PEER Director Khalid Mosalam

Opening remarks from PEER Director Khalid Mosalam at the 2018 PEER Annual Meeting started with a brief history of EERC and PEER, and a summary of PEER and its mission. A few highlights of the ongoing research efforts and progress at PEER, including mega-projects and recently funded TSRP and lifelines projects, as well as key events that took place last year, were presented. The presentation ended with some envisioned future directions.

A vision of the overarching theme of PEER’s future focused on natural hazards, extreme events, and resiliency initiatives. The vision made use of a “spiral” technology transfer model. Building upon the early research on Performance-Based Earthquake Engineering with many developments achieved in the past 21 years, PEER is aiming towards Resilient Design for Extreme Events.

The presentation also highlighted recent findings from a recently completed PEER Blind Prediction Competition using a shaking table experiment of an innovative design of a two-column bridge bent. Such blind predictions are useful tools for independent verification and validation of computer models. The success of this competition spurred interest to continue such efforts in future years to use experimental facilities in other PEER core campuses, and to close the gap between computational model prediction and experimental observations.

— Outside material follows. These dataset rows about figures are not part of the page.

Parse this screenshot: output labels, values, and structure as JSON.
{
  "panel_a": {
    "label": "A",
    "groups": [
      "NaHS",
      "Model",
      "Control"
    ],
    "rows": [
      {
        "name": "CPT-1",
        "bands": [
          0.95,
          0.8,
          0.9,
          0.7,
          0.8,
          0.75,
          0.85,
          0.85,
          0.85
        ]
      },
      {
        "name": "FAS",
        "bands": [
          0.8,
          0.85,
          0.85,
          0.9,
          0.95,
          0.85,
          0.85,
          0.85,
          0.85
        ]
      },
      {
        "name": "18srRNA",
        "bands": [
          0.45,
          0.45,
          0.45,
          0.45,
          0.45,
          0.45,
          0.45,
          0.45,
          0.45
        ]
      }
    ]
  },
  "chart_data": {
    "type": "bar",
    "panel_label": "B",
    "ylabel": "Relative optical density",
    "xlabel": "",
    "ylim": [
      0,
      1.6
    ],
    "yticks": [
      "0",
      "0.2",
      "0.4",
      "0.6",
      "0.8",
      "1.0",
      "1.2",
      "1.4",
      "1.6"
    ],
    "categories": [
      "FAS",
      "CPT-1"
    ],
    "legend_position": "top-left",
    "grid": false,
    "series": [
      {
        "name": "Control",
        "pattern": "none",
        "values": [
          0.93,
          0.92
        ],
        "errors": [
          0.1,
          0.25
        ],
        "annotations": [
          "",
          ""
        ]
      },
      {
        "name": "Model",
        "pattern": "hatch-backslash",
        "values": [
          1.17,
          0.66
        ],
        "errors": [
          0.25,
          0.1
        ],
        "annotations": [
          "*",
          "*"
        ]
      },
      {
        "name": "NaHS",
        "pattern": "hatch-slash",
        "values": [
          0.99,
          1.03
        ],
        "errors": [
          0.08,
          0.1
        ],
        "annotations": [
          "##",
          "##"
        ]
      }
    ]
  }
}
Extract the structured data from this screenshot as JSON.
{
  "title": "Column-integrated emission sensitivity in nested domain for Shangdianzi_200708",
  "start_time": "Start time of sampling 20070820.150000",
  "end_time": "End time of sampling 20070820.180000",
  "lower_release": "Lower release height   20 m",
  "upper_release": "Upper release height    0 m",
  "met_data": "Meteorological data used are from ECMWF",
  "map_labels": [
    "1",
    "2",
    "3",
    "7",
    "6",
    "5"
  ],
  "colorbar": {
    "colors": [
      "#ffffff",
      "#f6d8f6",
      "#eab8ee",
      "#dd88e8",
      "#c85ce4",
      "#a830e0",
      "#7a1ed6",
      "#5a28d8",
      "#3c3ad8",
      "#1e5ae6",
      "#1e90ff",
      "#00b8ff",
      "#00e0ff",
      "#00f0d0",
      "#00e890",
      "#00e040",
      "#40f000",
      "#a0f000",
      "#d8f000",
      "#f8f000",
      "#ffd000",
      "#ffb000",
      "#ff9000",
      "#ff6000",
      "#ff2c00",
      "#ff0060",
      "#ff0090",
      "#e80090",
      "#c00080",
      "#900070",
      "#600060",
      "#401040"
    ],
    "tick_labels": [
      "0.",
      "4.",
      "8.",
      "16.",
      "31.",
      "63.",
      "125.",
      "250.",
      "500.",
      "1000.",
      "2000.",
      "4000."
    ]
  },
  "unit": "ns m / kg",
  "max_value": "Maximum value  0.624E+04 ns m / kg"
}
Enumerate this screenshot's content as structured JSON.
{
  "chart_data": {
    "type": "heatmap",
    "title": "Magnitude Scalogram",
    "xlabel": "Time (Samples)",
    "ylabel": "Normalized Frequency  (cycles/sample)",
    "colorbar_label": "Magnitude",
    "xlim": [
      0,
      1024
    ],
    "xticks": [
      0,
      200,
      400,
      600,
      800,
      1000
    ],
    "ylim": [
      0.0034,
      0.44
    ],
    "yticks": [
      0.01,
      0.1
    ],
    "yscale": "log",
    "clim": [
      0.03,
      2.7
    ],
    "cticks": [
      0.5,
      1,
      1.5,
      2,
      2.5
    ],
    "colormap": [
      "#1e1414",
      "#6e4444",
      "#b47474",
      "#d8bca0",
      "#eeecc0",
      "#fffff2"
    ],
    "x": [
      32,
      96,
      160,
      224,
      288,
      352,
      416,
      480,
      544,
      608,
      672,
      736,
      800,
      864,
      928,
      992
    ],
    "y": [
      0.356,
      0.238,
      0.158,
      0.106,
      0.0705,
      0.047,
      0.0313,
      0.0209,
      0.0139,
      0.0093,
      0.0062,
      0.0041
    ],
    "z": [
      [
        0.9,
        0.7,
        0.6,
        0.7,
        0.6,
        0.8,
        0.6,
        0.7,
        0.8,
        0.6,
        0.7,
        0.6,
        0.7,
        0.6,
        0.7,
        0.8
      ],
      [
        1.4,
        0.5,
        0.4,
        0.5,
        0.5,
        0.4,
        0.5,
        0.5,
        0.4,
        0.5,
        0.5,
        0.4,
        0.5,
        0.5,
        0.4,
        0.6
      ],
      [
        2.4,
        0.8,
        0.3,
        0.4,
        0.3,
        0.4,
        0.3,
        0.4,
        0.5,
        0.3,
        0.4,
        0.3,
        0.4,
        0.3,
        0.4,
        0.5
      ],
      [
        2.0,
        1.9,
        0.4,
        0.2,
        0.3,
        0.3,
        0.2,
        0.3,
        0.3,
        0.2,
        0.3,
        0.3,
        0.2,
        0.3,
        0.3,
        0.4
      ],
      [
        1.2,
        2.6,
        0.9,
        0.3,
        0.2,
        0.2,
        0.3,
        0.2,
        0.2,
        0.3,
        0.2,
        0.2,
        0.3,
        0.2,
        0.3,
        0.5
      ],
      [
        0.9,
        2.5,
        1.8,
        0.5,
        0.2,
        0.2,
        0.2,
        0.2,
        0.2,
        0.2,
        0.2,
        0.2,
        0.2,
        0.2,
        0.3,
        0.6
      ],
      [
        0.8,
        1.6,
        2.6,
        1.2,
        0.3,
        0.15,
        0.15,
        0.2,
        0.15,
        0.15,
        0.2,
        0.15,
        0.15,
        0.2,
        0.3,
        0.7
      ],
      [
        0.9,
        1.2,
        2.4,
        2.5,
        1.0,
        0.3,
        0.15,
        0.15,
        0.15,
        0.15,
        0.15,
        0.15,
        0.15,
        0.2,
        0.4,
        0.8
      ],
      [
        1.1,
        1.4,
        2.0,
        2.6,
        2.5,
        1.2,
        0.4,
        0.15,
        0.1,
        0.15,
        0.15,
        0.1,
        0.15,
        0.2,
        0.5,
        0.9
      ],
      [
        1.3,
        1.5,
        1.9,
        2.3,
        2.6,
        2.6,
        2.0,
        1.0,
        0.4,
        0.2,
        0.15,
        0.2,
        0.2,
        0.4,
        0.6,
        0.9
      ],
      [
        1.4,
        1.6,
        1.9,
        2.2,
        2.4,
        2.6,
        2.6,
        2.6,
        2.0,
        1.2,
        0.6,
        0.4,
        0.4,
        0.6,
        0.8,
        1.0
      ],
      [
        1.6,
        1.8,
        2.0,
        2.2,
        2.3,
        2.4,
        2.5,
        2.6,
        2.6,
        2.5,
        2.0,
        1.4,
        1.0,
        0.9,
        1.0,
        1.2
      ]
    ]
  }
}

Advances in data science and machine learning were presented and give rise to PEER’s future interest to embark on more activities related to sensor network and data-driven structural health monitoring (SHM). A vision of Data to Decision (D2D) was illustrated with the following four elements: 1) data-driven damage assessment, 2) vision-based damage assessment, 3) sensor development for SHM, and 4) development of a seismic performance observatory (SPO) which is a structural information/damage database that was recently used in the PEER reconnaissance efforts after the magnitude 7.1 Mexico Central Region earthquake on September 19, 2017.  Motivated by recent success of the use of deep transfer learning for image-based structural damage recognition, a future release (sometime in the second half of 2018) of a new PEER Hub Image (PHI) challenge, analogous to the ImageNet challenge, was announced.

In the PHI challenge to be held annually by PEER, each participating team will be asked to complete several multi-classification tasks and a localization task. More than 20,000 labeled images will be provided as training data to the contestants. Detection performance will be evaluated on test images, for which labels will not be provided. Prediction results by the contestants will be submitted together with a brief report including their used algorithms/methods as their challenge submittals. Prior to the announcement of the PHI challenge, call for uploading images to SPO website together with an image labeling web application will be posted in the PEER website.

With these initiatives, PEER expands its current Performance-Based Earthquake Engineering to other extreme events. Combining well-established engineering research with the power of data sciences research and the broad reach of social sciences research will invigorate PEER’s mission.